Some California lawmakers would like the state to subsidize their Farmer Health Care Program so that it can continue to operate. The Farmer Health Program currently covers 10,700 farm workers in California but does not meet all of the requirements for health care plans under the ACA. In order to meet those requirements the state would need to purchase $3.2 million in supplemental insurance. Some state lawmakers do not support this subsidy, and a decision on the future of the plan will be made by June 15.
The Center for Consumer Information & Insurance Oversight (CCIIO) at CMS is requesting that Rhode Island provide the agency with a report on the sustainability of the state’s ACA exchange after the next enrollment period. The CCIIO cited media reports claiming that there are issues with the state-run exchange as the basis for their request.
Connecticut’s Chief Information Officer for its state-run exchange, James Wadleigh, announced that the state is launching a smartphone app for its exchange website. The state-sponsored smartphone app would be the first in the country and is intended to encourage young people to enroll for health plans under their ACA exchange.
Oregon announced that it will be seeking services from companies to transfer its now defunct state-run ACA exchange website to the federal exchange website, Healthcare.gov. The state plans to solicit bids from 10 companies for the estimated $35 million in work to integrate the two systems.
Maryland has approved more than $43 million in contracts to assist with improving its state-run ACA exchange website. Xerox was awarded $29.3 million to develop new technology similar to that used in the Connecticut exchange, and Deloitte was awarded $14.2 million for software development.
IN THIRD PARTIES
The Journal of the America Medical Association released HHS’s review of the nation’s overall health, which is conducted by the agency and reported on every decade. The results were mixed. On the positive side, the review found improvements in decreasing health inequity gaps between whites and minorities, infant mortality rates and adult cigarette smoking. On the negative side, adult obesity, diabetes and dental care showed no improvement over the last decade. HHS authors of the review wrote that the ACA would assist with improving the nation’s overall health over the next decade.
On May 29, the Comptroller General (CG) of the U.S. Government Accountability Office announced the appointment of three new members to the Medicare Payment Advisory Commission. The new members are Kathy Buto, Francis Crosston and Warner Thomas. The CG also reappointed two existing members and designated the commission’s vice chairman.

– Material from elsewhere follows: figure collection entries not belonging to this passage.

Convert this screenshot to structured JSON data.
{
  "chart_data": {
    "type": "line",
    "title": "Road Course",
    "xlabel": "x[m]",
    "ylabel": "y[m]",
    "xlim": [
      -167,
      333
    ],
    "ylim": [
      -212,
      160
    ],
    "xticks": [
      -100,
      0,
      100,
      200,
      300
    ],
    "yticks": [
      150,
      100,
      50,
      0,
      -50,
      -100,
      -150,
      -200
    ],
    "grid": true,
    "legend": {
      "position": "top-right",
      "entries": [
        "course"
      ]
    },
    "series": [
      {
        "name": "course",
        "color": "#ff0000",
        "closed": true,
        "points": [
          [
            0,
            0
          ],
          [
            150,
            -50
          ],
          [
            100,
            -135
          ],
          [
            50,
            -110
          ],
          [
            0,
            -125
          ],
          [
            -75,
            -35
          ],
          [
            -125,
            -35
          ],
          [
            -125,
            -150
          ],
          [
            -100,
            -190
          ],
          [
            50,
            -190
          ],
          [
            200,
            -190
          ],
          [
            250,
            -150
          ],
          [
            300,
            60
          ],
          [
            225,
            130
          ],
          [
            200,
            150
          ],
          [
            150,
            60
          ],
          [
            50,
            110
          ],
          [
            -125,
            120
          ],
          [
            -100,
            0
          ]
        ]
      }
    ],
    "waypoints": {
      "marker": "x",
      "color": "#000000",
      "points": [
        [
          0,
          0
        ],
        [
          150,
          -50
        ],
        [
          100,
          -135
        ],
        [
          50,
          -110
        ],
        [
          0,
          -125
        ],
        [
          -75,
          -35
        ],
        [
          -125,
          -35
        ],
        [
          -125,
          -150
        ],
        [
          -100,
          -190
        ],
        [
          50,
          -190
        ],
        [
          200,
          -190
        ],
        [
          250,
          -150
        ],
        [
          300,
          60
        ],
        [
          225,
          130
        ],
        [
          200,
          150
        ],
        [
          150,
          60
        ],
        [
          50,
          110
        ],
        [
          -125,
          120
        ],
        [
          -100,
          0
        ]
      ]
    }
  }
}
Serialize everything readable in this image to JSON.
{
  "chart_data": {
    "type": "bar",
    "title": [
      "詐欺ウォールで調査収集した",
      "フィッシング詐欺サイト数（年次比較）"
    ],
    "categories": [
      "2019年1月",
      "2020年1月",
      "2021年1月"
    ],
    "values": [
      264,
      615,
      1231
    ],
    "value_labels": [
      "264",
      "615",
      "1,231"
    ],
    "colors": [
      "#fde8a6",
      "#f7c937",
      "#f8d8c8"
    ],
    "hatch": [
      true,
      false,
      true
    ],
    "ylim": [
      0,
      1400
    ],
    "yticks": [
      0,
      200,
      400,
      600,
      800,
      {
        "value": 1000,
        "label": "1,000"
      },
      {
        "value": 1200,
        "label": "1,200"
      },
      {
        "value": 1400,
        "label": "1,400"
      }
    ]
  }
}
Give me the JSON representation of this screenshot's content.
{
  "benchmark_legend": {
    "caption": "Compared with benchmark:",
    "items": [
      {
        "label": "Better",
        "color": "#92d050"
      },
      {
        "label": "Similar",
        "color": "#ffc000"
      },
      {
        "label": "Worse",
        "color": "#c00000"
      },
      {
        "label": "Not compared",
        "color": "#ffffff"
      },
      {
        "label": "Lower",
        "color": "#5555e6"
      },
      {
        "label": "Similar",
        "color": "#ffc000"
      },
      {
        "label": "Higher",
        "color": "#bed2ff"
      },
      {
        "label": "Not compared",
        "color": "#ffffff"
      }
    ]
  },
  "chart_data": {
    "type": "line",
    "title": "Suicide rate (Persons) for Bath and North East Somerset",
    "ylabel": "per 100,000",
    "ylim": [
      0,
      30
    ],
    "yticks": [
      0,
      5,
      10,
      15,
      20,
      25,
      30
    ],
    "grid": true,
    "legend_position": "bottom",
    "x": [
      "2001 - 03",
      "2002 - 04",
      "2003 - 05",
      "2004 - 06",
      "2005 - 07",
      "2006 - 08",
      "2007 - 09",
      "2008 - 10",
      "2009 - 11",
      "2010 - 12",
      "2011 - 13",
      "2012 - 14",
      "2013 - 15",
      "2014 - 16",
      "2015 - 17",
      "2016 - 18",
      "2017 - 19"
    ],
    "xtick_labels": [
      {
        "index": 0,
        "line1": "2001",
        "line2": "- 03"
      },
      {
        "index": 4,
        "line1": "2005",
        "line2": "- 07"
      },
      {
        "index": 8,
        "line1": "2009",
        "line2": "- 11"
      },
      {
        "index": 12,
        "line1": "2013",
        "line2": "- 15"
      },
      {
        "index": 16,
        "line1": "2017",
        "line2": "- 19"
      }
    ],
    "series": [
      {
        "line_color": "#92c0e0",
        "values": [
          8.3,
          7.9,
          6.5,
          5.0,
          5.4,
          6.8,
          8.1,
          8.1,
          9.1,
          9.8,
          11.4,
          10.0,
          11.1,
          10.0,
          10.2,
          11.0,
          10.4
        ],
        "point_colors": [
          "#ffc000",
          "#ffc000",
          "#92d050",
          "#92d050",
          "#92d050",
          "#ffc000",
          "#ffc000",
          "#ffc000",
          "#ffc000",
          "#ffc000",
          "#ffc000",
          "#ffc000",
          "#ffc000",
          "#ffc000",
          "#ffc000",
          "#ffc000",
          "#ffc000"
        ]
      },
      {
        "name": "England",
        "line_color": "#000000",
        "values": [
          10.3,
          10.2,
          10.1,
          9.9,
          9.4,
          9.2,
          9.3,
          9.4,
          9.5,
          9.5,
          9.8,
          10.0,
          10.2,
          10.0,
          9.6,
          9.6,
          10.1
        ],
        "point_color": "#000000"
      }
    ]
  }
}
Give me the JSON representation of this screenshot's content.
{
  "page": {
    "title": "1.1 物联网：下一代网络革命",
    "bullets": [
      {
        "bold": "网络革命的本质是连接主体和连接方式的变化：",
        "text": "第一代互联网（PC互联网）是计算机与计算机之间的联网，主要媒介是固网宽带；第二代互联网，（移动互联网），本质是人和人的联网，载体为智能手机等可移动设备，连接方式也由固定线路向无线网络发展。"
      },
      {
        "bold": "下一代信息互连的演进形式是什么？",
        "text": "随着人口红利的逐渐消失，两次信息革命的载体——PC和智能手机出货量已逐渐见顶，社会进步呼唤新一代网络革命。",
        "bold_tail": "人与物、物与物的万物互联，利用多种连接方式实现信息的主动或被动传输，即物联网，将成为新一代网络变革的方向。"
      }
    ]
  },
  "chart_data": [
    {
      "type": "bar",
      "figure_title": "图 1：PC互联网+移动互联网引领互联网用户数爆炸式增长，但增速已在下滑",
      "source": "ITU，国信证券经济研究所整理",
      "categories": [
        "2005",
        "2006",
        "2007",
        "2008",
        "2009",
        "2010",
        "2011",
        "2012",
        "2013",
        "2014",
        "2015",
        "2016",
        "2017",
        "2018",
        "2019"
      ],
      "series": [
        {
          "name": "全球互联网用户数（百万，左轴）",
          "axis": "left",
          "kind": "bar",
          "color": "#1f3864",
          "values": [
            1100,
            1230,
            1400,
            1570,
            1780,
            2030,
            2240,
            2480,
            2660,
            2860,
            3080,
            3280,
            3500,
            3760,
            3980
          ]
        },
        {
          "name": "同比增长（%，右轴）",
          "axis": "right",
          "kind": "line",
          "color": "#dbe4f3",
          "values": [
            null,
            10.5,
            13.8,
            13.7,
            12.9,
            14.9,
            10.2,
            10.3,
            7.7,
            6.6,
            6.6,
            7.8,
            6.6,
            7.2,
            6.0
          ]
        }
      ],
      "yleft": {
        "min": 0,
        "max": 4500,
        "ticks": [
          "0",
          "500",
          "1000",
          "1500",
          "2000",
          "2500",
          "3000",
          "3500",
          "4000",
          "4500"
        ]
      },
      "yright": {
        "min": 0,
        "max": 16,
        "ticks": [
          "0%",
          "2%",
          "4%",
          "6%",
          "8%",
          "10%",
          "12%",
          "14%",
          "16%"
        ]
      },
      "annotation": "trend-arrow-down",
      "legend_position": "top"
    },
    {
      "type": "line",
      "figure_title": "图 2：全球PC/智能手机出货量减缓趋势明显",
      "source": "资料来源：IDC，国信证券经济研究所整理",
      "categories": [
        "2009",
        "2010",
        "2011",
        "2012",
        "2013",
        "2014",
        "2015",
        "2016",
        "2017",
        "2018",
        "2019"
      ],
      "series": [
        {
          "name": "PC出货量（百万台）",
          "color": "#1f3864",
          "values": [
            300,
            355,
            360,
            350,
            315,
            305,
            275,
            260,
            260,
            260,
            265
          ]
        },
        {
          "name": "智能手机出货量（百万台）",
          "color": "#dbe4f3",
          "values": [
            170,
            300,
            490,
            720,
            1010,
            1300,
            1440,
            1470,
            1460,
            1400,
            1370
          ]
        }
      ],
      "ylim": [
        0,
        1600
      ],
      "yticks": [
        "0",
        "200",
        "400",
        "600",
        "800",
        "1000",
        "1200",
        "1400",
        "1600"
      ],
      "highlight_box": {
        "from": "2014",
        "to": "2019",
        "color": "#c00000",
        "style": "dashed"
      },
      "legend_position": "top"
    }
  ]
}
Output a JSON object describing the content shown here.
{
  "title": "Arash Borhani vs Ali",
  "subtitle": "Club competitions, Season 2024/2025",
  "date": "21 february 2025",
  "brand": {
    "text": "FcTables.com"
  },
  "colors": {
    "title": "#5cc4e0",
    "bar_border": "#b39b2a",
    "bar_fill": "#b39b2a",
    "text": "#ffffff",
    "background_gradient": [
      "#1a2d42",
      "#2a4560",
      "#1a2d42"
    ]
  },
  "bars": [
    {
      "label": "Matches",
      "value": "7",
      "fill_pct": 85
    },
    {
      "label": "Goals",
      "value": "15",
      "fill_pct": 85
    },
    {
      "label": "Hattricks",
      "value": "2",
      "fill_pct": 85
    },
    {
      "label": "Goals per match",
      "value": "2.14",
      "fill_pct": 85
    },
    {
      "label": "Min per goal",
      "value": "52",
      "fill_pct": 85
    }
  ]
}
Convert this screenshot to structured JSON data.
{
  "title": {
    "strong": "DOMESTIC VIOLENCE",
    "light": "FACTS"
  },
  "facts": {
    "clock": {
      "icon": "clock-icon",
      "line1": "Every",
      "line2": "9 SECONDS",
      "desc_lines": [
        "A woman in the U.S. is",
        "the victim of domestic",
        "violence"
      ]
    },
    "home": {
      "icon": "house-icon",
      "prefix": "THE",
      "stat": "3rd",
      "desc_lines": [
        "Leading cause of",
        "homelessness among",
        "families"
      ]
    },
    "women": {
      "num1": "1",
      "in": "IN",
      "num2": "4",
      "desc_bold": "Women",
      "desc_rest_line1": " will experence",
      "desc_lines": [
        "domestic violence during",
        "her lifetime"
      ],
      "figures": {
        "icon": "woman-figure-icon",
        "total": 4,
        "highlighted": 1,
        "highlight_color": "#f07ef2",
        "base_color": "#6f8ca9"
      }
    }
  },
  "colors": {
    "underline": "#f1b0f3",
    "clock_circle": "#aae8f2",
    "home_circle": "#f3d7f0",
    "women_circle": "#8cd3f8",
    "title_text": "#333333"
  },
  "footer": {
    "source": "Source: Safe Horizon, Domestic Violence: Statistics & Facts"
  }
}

A report released on May 28 showed that the health care industry had a higher risk of cybersecurity breaches than any other industry. BitSight Technologies, a security ratings firm, drafted the report and claims that those in the health care industry do not make cybersecurity a priority in comparison to financial, retail and utility industries. According to the report’s findings, cyber-events in health care lasted almost a full day longer on average than cyber-events in any other industry.
The Robert Wood Johnson Foundation released data on May 28 showing that more than half of the uninsured in the United States are eligible for ACA subsidies, Medicaid or the Children’s Health Insurance Program (CHIP). Findings in the report suggest that 27 million people who would have been previously uninsured will be covered under the ACA by 2016.
A study released by the National Bureau of Economic Research found that the ACA requirement on health plans to allow adults under age 26 to remain on their parents’ policies has primarily benefited college graduates. The study authors noted that while all categories of young adults had increases in insurance coverage, only those who were college educated had “substantial new investments” in their health.